Funny thing. I was checking out the web site for the Jacksonville Beach Pier and I am scrolling through their photo album of fish and I clicked on the link for AngelFish/Spadefish and there's a pictures of yours truly on "SUNGLOW PIER" in Daytona holding a HUGE Spadefish.


----------



## uncdub13 (Aug 9, 2003)

haha, that's pretty funny


----------



## bcssux (May 23, 2005)

makes you wonder whos cheatin who, whos bein true, and who dont even care anymore.....ALAN JACKSON


----------



## Otter (Jun 18, 2004)

*that's hilarious*

You know what would be funny- let's all send pictures of us holding fish that don't belong in Jax on any other pier in the country and see if they post it....ya know- somebody holding a cow striper on Metapeake Pier or something like that.


----------



## rhorm (Mar 25, 2005)

Says it was uploaded by [email protected] 
looks suspicious to me. I wouldn't be so quick to blame the pier for false advertising or whatever. They have a report abuse link on the site. Anyway I could imagine that would be crazy to see yourself on a pier's website that you have never been to. lol


----------



## Railroader (Apr 13, 2005)

I know the guy who runs the JaxPier website, and he's a standup fellow....
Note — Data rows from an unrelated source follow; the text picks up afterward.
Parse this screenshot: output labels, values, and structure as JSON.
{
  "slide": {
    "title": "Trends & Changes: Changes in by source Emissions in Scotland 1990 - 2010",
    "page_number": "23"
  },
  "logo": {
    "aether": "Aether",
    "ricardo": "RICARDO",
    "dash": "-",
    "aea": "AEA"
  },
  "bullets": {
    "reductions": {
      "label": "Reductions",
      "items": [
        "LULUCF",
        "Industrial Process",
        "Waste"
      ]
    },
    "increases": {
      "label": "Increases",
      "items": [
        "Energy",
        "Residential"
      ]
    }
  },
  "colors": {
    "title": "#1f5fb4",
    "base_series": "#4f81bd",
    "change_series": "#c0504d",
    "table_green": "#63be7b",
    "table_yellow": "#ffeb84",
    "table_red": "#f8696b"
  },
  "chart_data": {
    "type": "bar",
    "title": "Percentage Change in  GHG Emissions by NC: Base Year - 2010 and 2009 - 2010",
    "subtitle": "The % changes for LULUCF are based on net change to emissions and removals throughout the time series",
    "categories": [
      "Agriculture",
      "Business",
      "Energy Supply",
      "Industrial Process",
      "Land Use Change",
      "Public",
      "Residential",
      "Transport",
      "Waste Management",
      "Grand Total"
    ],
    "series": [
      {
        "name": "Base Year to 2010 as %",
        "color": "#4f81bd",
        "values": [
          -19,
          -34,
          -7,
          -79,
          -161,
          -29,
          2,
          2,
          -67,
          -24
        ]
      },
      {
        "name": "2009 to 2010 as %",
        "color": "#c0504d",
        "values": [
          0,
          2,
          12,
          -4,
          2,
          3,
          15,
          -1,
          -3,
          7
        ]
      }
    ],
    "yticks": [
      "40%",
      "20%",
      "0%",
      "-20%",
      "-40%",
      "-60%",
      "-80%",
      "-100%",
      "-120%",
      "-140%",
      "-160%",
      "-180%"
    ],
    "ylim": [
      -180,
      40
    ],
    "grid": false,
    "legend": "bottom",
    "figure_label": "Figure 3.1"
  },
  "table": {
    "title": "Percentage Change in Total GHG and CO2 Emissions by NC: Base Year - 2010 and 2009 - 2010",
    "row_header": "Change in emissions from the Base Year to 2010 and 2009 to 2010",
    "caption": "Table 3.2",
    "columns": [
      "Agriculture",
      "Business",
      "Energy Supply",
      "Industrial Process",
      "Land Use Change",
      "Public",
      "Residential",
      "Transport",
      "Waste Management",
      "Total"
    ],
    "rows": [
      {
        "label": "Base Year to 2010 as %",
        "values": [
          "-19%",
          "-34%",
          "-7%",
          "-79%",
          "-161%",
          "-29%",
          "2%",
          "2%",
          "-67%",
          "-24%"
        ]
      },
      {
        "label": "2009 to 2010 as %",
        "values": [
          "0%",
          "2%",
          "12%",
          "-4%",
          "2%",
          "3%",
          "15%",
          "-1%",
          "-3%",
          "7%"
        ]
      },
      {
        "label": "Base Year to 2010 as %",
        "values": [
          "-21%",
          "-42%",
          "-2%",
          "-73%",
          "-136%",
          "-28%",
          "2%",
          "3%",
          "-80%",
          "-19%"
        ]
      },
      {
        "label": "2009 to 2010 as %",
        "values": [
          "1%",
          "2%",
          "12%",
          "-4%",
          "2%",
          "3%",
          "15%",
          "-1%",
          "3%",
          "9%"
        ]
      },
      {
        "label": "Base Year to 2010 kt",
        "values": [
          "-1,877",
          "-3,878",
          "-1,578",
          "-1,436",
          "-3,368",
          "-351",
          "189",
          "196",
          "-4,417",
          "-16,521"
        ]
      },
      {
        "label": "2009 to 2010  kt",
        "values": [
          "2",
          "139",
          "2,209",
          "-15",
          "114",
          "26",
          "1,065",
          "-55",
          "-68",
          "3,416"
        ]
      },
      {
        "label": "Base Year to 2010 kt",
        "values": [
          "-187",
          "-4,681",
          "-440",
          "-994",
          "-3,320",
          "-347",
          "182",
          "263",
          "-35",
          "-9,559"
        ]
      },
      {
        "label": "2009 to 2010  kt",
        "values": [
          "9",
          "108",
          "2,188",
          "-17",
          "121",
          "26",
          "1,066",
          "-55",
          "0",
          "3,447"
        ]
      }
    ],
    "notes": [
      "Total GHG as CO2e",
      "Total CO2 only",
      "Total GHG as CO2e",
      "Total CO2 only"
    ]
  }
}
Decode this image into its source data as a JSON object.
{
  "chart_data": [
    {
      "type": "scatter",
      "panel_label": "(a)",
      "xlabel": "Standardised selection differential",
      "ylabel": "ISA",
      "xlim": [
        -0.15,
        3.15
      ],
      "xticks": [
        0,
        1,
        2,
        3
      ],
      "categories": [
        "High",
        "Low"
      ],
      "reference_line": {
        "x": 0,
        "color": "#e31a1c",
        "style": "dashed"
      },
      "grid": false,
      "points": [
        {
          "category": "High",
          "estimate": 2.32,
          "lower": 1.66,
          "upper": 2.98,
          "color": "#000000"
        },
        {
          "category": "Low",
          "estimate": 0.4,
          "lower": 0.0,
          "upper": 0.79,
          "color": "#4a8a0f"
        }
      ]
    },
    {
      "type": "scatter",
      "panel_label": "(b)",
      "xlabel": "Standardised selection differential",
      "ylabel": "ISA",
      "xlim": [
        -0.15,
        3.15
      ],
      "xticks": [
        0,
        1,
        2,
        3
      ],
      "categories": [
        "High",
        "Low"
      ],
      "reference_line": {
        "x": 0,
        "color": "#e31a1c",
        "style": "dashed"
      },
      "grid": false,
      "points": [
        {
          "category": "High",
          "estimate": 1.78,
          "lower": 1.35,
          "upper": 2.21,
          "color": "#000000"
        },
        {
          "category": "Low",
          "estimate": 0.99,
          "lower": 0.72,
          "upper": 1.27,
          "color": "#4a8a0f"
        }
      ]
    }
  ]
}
He's also a member here at P&S. I'll shoot him a message referencing this post and we'll see what he has to say.

I'll almost guarantee that he didn't have anything to do with it.

Some of the pics that are on that site are uploaded by anyone who wants to...

I'm guessin that [email protected] is just that.....a hack.

I have seen with my own eyes, nice spades like yours caught from JaxPier...even caught a few myself.

At any rate, Joe will be interested!


----------



## KodiakZach (Mar 16, 2005)

Not accusing anyone, just thought it was funny


----------



## emanuel (Apr 2, 2002)

Now if we can just doctor up a photo of say me holding up maybe a king mack in the middle of Lake Okeechobee while surrounded by a couple Penthouse girls....yeah, you get the idea.


----------



## Big Bill (Dec 31, 2004)

*Hey KZ*

you are famous, you should be charging usage rights for your mug....haha.....


----------



## Joe Dionne (Mar 4, 2005)

Well Kodiak Zack,
I understand your desire to be known throughout the Pier Fishing World by uploading your Fish Photo on *My* Photo Album and that is all fine and well because it is available for all to upload and as I periodically review the site and see this photos then I feed them to the OSPREYS who patrol around the t-end of the Jax Pier quite frequently looking for live bait fish.

Although you posted your mug on my site you also just accomplished promoting *my* website on one of the most Influential Websites in the Pier and Surf Fishing World and that being 
* PierandSurf.com*

P.S. Kodiak, Send me a bill and I will also feed it to the Ospreys.
Have a Nice Day.
To the Owners and Moderators of Pier and Surf I apologize for any inconvenience if any this Kodiak fella has created.

Take Care,
Joe Dionne
JacksonvilleBeachPier.com
Website Owner & Forum Administrator


----------



## Otter (Jun 18, 2004)

*????*

Easy there tough guy, Zach's point was that he _didn't _post that picture, he just found it there.


----------



## KodiakZach (Mar 16, 2005)

Joe,

Let me tell you. You are in the wrong forum to be starting sh|t with me kid. Railroader, reign your buddy in before I have to make a trip to Jax.


----------



## Joe Dionne (Mar 4, 2005)

ZACH,
I will reply to your latest post just one time out of respect for P&S and all they contribute to the The Art of Pier Fishing as we all try and work together to create a fun atmosphere.

I HOPE YOU AND YOUR PRETTY FISHY THAT YOU SEEM TO BE MAKIN' OUT WITH HAVE A HAPPY LIFE TOGETHER AND MAKE BUNCHES OF LITTLE FISHYS TOGETHER.

P.S.
I am still comtemplating on your remark being a threat or not but I would seriously advise against it as gasoline is fairly expensive and with you being in the Sales field we are not buying anything up here.

C/ya
Joe


----------



## Railroader (Apr 13, 2005)

KodiakZach said:


> Railroader, reign your buddy in before I have to make a trip to Jax.


I've stuck my nose as far as it will go in this one.......

My suggestion to you KZ, is to MAKE THE TRIP to Jax and meet me and some of the guys on the JaxPier Thursday morning bright and early.....The KINGS and TARPON are in 'da house.... 

Gonna bust loose any day now!

Then we'll ALL post some pics....


----------



## emanuel (Apr 2, 2002)

Ease up, everybody... and this thread is locked. As for you Joe, I wouldn't be one to talk, considering we're talking about a pier that doesn't allow people to kingfish using a silly rule against rodholders.


----------